Through games of Thursday, April 26, major-league baseball's attendance is up 1,161 per game, or about 4.1 percent, according to this table from baseball-reference.com.
That's great, right? Bodes well for a significant attendance bump all summer long, right?
Not so fast. The biggest per-game increase in attendance this season has been registered by the Marlins, who are up 9,615 per game. You surely know the reason for that -- new-stadium bump, which has happened to every team that's opened a new ballpark. The Marlins had registered almost no change in attendance over the last three seasons, averaging around 18,000 per game each year from 2009-2011.
So take out the Marlins' numbers and what do we find? The Marlins' increase of 67,307 accounts for 20 percent of the total increase of 328,612.
Creative accounting might account for another 33,625 (or 10 percent) of the listed increase -- that's what's given as the increase in Chicago Cubs attendance. But as I detailed at Bleed Cubbie Blue, the Cubs have had an estimated 163,000 no-shows already this year, or over 12,500 per date.
Granted, those tickets are already sold. But teams lose concession and souvenir dollars when sold seats are empty, and how will this translate to ticket sales later in the season if the Cubs (or teams in attendance decline like the Twins or Padres) continue to play poorly?
Also, take a look at the photo attached to this article. That's Progressive Field in Cleveland about mid-game on Thursday. Now, the weather was foggy and cool -- 58 degrees -- and it was played on a weekday afternoon with schools still in session.
Announced attendance was 9,229. Does that look like anywhere close to 9,000-plus people? You could probably count them, if you enlarged the photo. There were probably fewer than 1,000 people in the seats in Cleveland for Thursday's game -- and that was the fourth time in eight home dates that the Tribe had an announced "crowd" of under 10,000.
This will change. Weather will warm up, schools will let out. At Biz of Baseball in the offseason, Maury Brown wrote five reasons he thinks attendance will be up this year; the Marlins' increase was one of the reasons. Brown also posted these guesses for all 30 teams, and whether they'd be up or down, and by how much. Among those he thought would be up "dramatically" was the Dodgers -- but they're near the bottom of the list, down 2,573 per game for their first nine home dates. And then there's this:
On the face of it, one might be asking how moving Albert Pujols to the Angels creates an attendance increase. After all, won’t it be offset by a decline in St. Louis? Not the way the chips landed. With the Cardinals winning the World Series, the loss of Pujols, while nothing to scoff at from a marketing perspective, is not as great as it could have been if the Cards had not won. The Angels become the ultimate beneficiary in winning the Pujols sweepstake. While the Angels still ranked 5 in attendance for 2011 they saw a decline of 84,495 in paid attendance from 2010, a drop of 2.6 percent. With Angel Stadium filled to 89 percent of capacity last season, there are plenty of seats that can be filled, and will be with the addition of the super star.
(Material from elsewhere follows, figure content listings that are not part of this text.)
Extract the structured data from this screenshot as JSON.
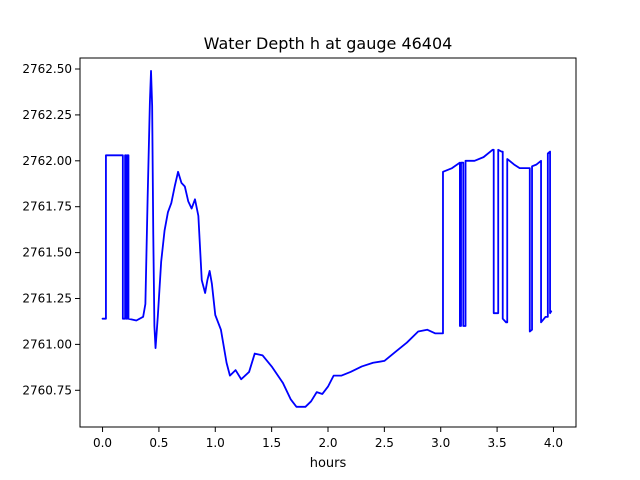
{
  "chart_data": {
    "type": "line",
    "title": "Water Depth h at gauge 46404",
    "xlabel": "hours",
    "ylabel": "",
    "xlim": [
      -0.2,
      4.2
    ],
    "ylim": [
      2760.55,
      2762.56
    ],
    "xticks": [
      0.0,
      0.5,
      1.0,
      1.5,
      2.0,
      2.5,
      3.0,
      3.5,
      4.0
    ],
    "xtick_labels": [
      "0.0",
      "0.5",
      "1.0",
      "1.5",
      "2.0",
      "2.5",
      "3.0",
      "3.5",
      "4.0"
    ],
    "yticks": [
      2760.75,
      2761.0,
      2761.25,
      2761.5,
      2761.75,
      2762.0,
      2762.25,
      2762.5
    ],
    "ytick_labels": [
      "2760.75",
      "2761.00",
      "2761.25",
      "2761.50",
      "2761.75",
      "2762.00",
      "2762.25",
      "2762.50"
    ],
    "grid": false,
    "series": [
      {
        "color": "#0000ff",
        "points": [
          [
            0.0,
            2761.14
          ],
          [
            0.03,
            2761.14
          ],
          [
            0.03,
            2762.03
          ],
          [
            0.18,
            2762.03
          ],
          [
            0.18,
            2761.14
          ],
          [
            0.2,
            2761.14
          ],
          [
            0.2,
            2762.03
          ],
          [
            0.21,
            2762.03
          ],
          [
            0.21,
            2761.14
          ],
          [
            0.22,
            2761.14
          ],
          [
            0.22,
            2762.03
          ],
          [
            0.23,
            2762.03
          ],
          [
            0.23,
            2761.14
          ],
          [
            0.3,
            2761.13
          ],
          [
            0.36,
            2761.15
          ],
          [
            0.38,
            2761.22
          ],
          [
            0.4,
            2761.8
          ],
          [
            0.42,
            2762.32
          ],
          [
            0.43,
            2762.49
          ],
          [
            0.44,
            2762.3
          ],
          [
            0.45,
            2761.6
          ],
          [
            0.46,
            2761.1
          ],
          [
            0.47,
            2760.98
          ],
          [
            0.49,
            2761.15
          ],
          [
            0.52,
            2761.45
          ],
          [
            0.55,
            2761.62
          ],
          [
            0.58,
            2761.72
          ],
          [
            0.61,
            2761.77
          ],
          [
            0.64,
            2761.86
          ],
          [
            0.67,
            2761.94
          ],
          [
            0.7,
            2761.88
          ],
          [
            0.73,
            2761.86
          ],
          [
            0.76,
            2761.78
          ],
          [
            0.79,
            2761.74
          ],
          [
            0.82,
            2761.79
          ],
          [
            0.85,
            2761.7
          ],
          [
            0.88,
            2761.35
          ],
          [
            0.91,
            2761.28
          ],
          [
            0.93,
            2761.35
          ],
          [
            0.95,
            2761.4
          ],
          [
            0.97,
            2761.33
          ],
          [
            1.0,
            2761.16
          ],
          [
            1.05,
            2761.08
          ],
          [
            1.1,
            2760.9
          ],
          [
            1.13,
            2760.83
          ],
          [
            1.18,
            2760.86
          ],
          [
            1.23,
            2760.81
          ],
          [
            1.3,
            2760.85
          ],
          [
            1.35,
            2760.95
          ],
          [
            1.42,
            2760.94
          ],
          [
            1.5,
            2760.88
          ],
          [
            1.6,
            2760.79
          ],
          [
            1.67,
            2760.7
          ],
          [
            1.72,
            2760.66
          ],
          [
            1.8,
            2760.66
          ],
          [
            1.85,
            2760.69
          ],
          [
            1.9,
            2760.74
          ],
          [
            1.95,
            2760.73
          ],
          [
            2.0,
            2760.77
          ],
          [
            2.05,
            2760.83
          ],
          [
            2.12,
            2760.83
          ],
          [
            2.2,
            2760.85
          ],
          [
            2.3,
            2760.88
          ],
          [
            2.4,
            2760.9
          ],
          [
            2.5,
            2760.91
          ],
          [
            2.6,
            2760.96
          ],
          [
            2.7,
            2761.01
          ],
          [
            2.8,
            2761.07
          ],
          [
            2.88,
            2761.08
          ],
          [
            2.95,
            2761.06
          ],
          [
            3.02,
            2761.06
          ],
          [
            3.02,
            2761.94
          ],
          [
            3.1,
            2761.96
          ],
          [
            3.17,
            2761.99
          ],
          [
            3.17,
            2761.1
          ],
          [
            3.18,
            2761.1
          ],
          [
            3.18,
            2761.99
          ],
          [
            3.2,
            2761.99
          ],
          [
            3.2,
            2761.1
          ],
          [
            3.22,
            2761.1
          ],
          [
            3.22,
            2762.0
          ],
          [
            3.3,
            2762.0
          ],
          [
            3.38,
            2762.02
          ],
          [
            3.46,
            2762.06
          ],
          [
            3.47,
            2762.06
          ],
          [
            3.47,
            2761.17
          ],
          [
            3.51,
            2761.17
          ],
          [
            3.51,
            2762.06
          ],
          [
            3.54,
            2762.05
          ],
          [
            3.55,
            2762.05
          ],
          [
            3.55,
            2761.14
          ],
          [
            3.58,
            2761.12
          ],
          [
            3.59,
            2761.12
          ],
          [
            3.59,
            2762.01
          ],
          [
            3.65,
            2761.98
          ],
          [
            3.7,
            2761.96
          ],
          [
            3.79,
            2761.96
          ],
          [
            3.79,
            2761.07
          ],
          [
            3.81,
            2761.08
          ],
          [
            3.81,
            2761.97
          ],
          [
            3.85,
            2761.98
          ],
          [
            3.89,
            2762.0
          ],
          [
            3.89,
            2761.12
          ],
          [
            3.93,
            2761.15
          ],
          [
            3.95,
            2761.15
          ],
          [
            3.95,
            2762.04
          ],
          [
            3.97,
            2762.05
          ],
          [
            3.97,
            2761.17
          ],
          [
            3.98,
            2761.18
          ]
        ]
      }
    ]
  }
}
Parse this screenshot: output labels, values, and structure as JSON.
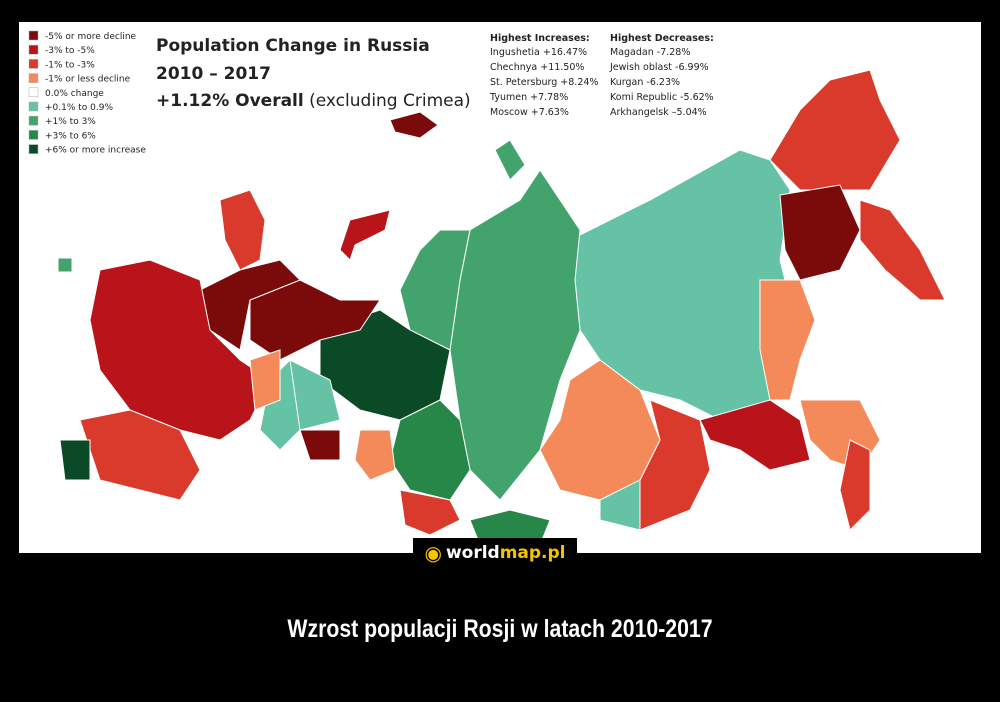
{
  "title": {
    "lines": [
      "Population Change in Russia",
      "2010 – 2017"
    ],
    "overall": "+1.12% Overall",
    "note": "(excluding Crimea)"
  },
  "legend": {
    "items": [
      {
        "label": "-5% or more decline",
        "color": "#7b0a0a"
      },
      {
        "label": "-3% to -5%",
        "color": "#b8141a"
      },
      {
        "label": "-1% to -3%",
        "color": "#d93a2b"
      },
      {
        "label": "-1% or less decline",
        "color": "#f4895a"
      },
      {
        "label": "0.0% change",
        "color": "#ffffff"
      },
      {
        "label": "+0.1% to 0.9%",
        "color": "#66c2a5"
      },
      {
        "label": "+1% to 3%",
        "color": "#43a36c"
      },
      {
        "label": "+3% to 6%",
        "color": "#268748"
      },
      {
        "label": "+6% or more increase",
        "color": "#0b4a26"
      }
    ]
  },
  "increases": {
    "header": "Highest Increases:",
    "items": [
      "Ingushetia +16.47%",
      "Chechnya +11.50%",
      "St. Petersburg +8.24%",
      "Tyumen +7.78%",
      "Moscow +7.63%"
    ]
  },
  "decreases": {
    "header": "Highest Decreases:",
    "items": [
      "Magadan -7.28%",
      "Jewish oblast -6.99%",
      "Kurgan -6.23%",
      "Komi Republic -5.62%",
      "Arkhangelsk –5.04%"
    ]
  },
  "logo": {
    "part1": "world",
    "part2": "map.pl"
  },
  "caption": "Wzrost populacji Rosji w latach 2010-2017"
}
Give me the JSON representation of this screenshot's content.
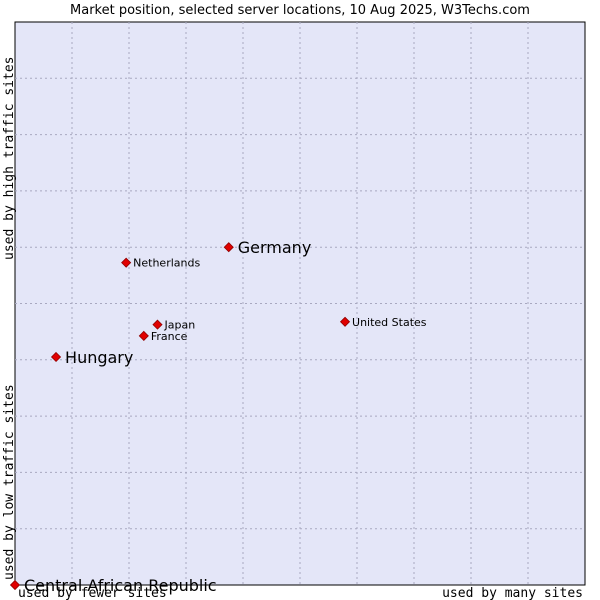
{
  "chart_data": {
    "type": "scatter",
    "title": "Market position, selected server locations, 10 Aug 2025, W3Techs.com",
    "xlabel_left": "used by fewer sites",
    "xlabel_right": "used by many sites",
    "ylabel_bottom": "used by low traffic sites",
    "ylabel_top": "used by high traffic sites",
    "grid": true,
    "colors": {
      "plot_bg": "#e4e6f8",
      "grid": "#a8a8c0",
      "point": "#e00000",
      "point_edge": "#900000"
    },
    "points": [
      {
        "name": "Germany",
        "x": 0.375,
        "y": 0.6,
        "emphasis": true
      },
      {
        "name": "Netherlands",
        "x": 0.195,
        "y": 0.5725,
        "emphasis": false
      },
      {
        "name": "United States",
        "x": 0.579,
        "y": 0.4675,
        "emphasis": false
      },
      {
        "name": "Japan",
        "x": 0.25,
        "y": 0.4625,
        "emphasis": false
      },
      {
        "name": "France",
        "x": 0.226,
        "y": 0.4425,
        "emphasis": false
      },
      {
        "name": "Hungary",
        "x": 0.072,
        "y": 0.405,
        "emphasis": true
      },
      {
        "name": "Central African Republic",
        "x": 0.0,
        "y": 0.0,
        "emphasis": true
      }
    ]
  }
}
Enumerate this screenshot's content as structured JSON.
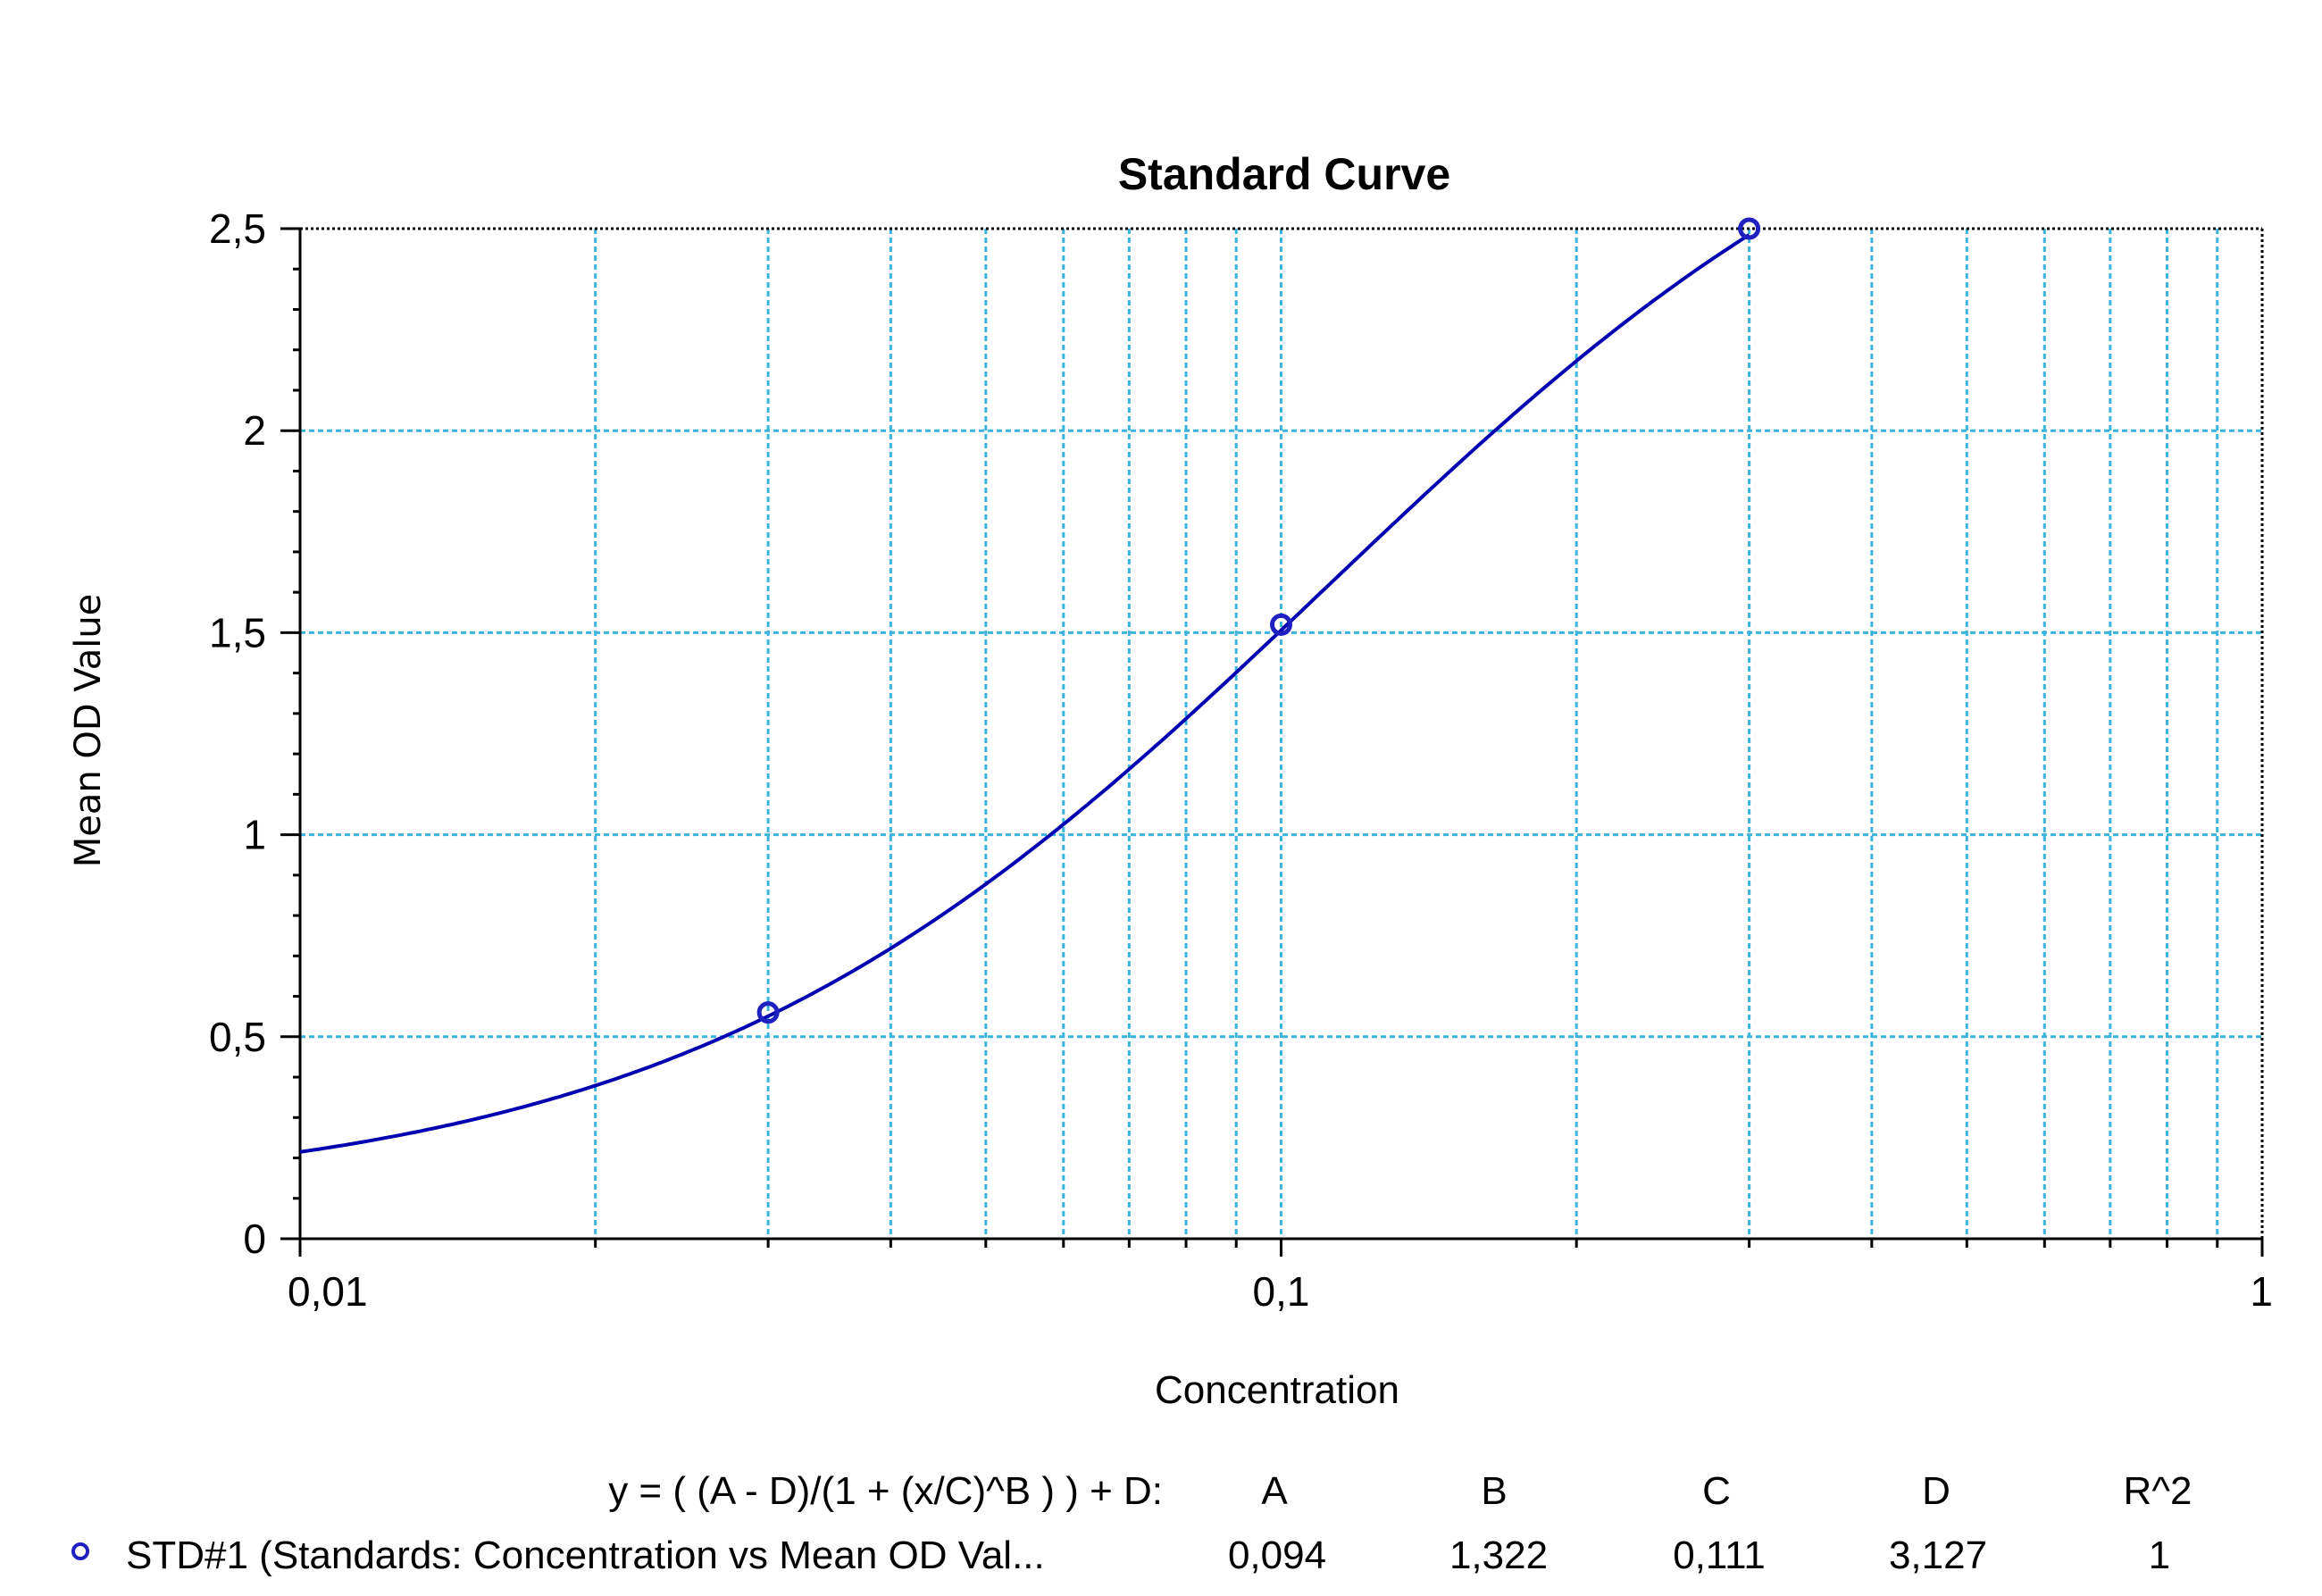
{
  "chart_data": {
    "type": "scatter",
    "title": "Standard Curve",
    "xlabel": "Concentration",
    "ylabel": "Mean OD Value",
    "x_scale": "log",
    "xlim": [
      0.01,
      1
    ],
    "ylim": [
      0,
      2.5
    ],
    "x_ticks": [
      "0,01",
      "0,1",
      "1"
    ],
    "y_ticks": [
      "0",
      "0,5",
      "1",
      "1,5",
      "2",
      "2,5"
    ],
    "grid": true,
    "series": [
      {
        "name": "STD#1 (Standards: Concentration vs Mean OD Val...",
        "points": [
          {
            "x": 0.03,
            "y": 0.56
          },
          {
            "x": 0.1,
            "y": 1.52
          },
          {
            "x": 0.3,
            "y": 2.5
          }
        ],
        "fit": {
          "equation": "y = ( (A - D)/(1 + (x/C)^B ) ) + D:",
          "A": 0.094,
          "B": 1.322,
          "C": 0.111,
          "D": 3.127,
          "x_range": [
            0.01,
            0.3
          ]
        }
      }
    ],
    "colors": {
      "series": "#0000b0",
      "grid": "#3ab4dc",
      "axis": "#000000"
    }
  },
  "fit_table": {
    "equation": "y = ( (A - D)/(1 + (x/C)^B ) ) + D:",
    "headers": [
      "A",
      "B",
      "C",
      "D",
      "R^2"
    ],
    "legend_icon": "circle-marker-icon",
    "row_label": "STD#1 (Standards: Concentration vs Mean OD Val...",
    "row_values": [
      "0,094",
      "1,322",
      "0,111",
      "3,127",
      "1"
    ]
  }
}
Look for a healthy bump by the Angels this year in the attendance dept.
And where do the Angels sit right now, after 10 home dates and a poor start to their season? Near the bottom of the list, down 41,136, or an average of 4,114 per game. If they don't turn around their season -- and Rob Neyer has some ideas on how they can -- the Angels, who thought they might have bought themselves a championship last winter, could be looking at a season with fewer butts in the seats to pay for those big contracts.